De acordo com as autoridades bolivianas, não foi encontrada a autorização obrigatória para exportação no sistema oficial SUMA, exigido pela legislação do país. Após a análise da documentação, o formulário de exportação apresentado também foi considerado, supostamente, inválido.
A carga foi avaliada em cerca de US$ 25 milhões, e o caso passou a ser investigado por suspeitas de contrabando, comercialização ilegal de recursos minerais e enriquecimento ilícito.
A assessoria do Grupo Dallas, empresa de Valdir Zorzo, informou que o empresário não estava na aeronave e não autorizou qualquer prática em desacordo com a legislação.
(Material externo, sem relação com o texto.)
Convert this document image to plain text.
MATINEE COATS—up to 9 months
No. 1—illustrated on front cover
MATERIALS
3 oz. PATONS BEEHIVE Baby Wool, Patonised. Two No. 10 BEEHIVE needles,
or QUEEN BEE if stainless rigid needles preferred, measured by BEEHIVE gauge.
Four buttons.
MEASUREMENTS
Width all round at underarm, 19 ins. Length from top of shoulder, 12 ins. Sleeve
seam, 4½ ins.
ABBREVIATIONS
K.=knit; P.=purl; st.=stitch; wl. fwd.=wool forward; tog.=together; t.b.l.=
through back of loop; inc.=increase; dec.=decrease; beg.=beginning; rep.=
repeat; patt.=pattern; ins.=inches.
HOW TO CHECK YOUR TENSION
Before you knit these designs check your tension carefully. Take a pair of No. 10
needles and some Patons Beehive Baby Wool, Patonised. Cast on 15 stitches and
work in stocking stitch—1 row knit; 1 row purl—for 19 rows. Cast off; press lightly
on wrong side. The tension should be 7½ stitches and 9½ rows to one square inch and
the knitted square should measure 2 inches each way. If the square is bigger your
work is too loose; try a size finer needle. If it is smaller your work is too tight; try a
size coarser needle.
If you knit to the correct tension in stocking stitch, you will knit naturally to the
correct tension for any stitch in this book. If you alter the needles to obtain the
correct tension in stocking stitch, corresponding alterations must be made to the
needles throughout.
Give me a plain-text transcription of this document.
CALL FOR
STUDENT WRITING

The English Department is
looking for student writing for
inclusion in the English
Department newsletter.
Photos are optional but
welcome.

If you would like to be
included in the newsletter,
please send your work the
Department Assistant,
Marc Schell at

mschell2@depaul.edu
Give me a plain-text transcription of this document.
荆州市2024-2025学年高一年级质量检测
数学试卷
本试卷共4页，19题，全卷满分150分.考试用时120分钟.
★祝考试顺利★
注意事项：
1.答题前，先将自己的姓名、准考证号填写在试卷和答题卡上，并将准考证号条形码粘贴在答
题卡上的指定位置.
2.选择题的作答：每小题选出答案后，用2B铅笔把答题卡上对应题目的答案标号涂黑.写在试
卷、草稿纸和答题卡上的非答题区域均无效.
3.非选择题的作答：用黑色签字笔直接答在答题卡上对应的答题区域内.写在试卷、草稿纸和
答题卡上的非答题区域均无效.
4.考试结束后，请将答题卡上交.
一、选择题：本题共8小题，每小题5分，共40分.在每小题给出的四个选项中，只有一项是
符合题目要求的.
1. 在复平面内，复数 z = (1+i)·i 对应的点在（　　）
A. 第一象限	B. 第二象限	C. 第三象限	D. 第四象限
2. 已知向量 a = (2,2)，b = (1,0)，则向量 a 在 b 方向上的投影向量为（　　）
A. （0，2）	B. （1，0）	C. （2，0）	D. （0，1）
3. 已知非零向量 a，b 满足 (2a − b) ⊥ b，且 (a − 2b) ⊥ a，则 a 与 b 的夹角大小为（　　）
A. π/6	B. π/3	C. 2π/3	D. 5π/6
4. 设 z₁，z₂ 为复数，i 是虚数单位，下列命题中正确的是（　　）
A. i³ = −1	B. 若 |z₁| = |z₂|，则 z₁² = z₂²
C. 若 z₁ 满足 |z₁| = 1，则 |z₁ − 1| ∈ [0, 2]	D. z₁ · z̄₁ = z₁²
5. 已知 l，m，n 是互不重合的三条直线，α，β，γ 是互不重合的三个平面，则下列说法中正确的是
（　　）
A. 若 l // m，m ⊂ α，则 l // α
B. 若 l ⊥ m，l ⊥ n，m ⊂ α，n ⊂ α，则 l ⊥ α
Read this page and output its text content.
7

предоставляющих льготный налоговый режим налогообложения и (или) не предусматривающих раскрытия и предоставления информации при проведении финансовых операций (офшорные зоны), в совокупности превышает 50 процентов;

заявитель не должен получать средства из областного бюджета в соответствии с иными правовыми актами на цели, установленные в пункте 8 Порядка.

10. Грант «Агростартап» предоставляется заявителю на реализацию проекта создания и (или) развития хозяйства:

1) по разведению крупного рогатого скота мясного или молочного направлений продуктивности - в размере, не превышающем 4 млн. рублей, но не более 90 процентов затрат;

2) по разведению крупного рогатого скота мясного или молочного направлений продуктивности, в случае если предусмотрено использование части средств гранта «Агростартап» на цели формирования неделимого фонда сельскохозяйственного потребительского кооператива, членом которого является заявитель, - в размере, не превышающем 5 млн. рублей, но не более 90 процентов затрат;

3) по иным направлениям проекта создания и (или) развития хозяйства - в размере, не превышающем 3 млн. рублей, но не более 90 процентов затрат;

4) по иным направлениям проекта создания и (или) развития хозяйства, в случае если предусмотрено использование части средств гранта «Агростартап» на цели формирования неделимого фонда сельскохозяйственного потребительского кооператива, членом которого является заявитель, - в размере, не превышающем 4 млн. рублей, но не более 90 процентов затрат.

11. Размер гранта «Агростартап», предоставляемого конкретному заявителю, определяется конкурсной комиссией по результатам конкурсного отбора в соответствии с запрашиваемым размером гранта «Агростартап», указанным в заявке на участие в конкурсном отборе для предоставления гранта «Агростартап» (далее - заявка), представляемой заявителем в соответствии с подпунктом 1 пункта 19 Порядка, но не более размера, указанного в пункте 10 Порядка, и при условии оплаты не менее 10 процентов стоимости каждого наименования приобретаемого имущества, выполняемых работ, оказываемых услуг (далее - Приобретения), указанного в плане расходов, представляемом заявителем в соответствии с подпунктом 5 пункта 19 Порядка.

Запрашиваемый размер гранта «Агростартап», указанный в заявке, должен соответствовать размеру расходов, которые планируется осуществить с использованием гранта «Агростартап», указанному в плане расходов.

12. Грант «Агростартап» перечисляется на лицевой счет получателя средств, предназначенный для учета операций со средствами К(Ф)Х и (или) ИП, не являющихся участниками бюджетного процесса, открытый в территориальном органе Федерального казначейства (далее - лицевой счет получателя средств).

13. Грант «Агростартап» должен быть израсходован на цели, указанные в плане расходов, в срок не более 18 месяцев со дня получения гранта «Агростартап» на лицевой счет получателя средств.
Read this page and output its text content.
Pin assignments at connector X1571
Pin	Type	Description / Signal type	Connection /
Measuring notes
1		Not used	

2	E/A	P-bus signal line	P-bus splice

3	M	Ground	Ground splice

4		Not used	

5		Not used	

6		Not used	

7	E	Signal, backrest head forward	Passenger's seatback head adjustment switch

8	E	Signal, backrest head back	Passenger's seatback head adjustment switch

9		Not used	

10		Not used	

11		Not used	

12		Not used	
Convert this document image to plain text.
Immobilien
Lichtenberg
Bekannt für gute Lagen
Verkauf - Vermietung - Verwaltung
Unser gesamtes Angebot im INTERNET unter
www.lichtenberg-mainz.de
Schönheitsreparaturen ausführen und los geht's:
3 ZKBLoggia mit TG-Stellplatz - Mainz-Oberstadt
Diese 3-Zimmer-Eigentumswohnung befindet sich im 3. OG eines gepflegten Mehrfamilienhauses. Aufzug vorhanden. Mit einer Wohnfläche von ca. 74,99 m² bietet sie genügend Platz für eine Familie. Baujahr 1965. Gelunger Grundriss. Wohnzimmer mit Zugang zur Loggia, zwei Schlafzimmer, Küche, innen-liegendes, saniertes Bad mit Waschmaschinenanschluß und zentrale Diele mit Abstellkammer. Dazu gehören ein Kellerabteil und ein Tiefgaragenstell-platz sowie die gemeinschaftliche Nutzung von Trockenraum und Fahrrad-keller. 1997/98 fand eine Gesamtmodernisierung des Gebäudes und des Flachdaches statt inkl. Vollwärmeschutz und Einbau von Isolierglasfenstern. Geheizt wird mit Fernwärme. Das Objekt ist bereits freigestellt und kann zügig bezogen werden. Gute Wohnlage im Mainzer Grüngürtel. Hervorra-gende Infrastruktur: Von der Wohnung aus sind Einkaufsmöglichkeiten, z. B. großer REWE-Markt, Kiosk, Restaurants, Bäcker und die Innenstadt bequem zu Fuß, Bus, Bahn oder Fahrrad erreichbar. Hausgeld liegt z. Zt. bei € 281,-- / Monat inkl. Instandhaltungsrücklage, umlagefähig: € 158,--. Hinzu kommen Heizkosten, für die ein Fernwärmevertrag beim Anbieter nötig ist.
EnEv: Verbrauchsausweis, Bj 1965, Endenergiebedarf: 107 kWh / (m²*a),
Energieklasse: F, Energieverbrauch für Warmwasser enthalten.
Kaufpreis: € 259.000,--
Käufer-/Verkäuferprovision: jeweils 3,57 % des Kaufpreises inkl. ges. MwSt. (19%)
Em nota, afirmou ainda que Zorzo tomou conhecimento do caso pela imprensa, determinou uma apuração interna e colocou a empresa à disposição das autoridades brasileiras e bolivianas para colaborar com as investigações.
Segundo a empresa, a aeronave atualmente está em território brasileiro e não se encontra apreendida, apesar de ter sido utilizada no voo investigado.
As investigações seguem sendo conduzidas pelo Ministério Público da Bolívia. Um homem de 22 anos, apontado como responsável pelas malas que transportavam o ouro, teve a prisão preventiva decretada. Outras cinco pessoas chegaram a ser detidas, prestaram depoimento e foram liberadas. Também é investigada uma empresa sediada em La Paz por possível ligação com a carga apreendida.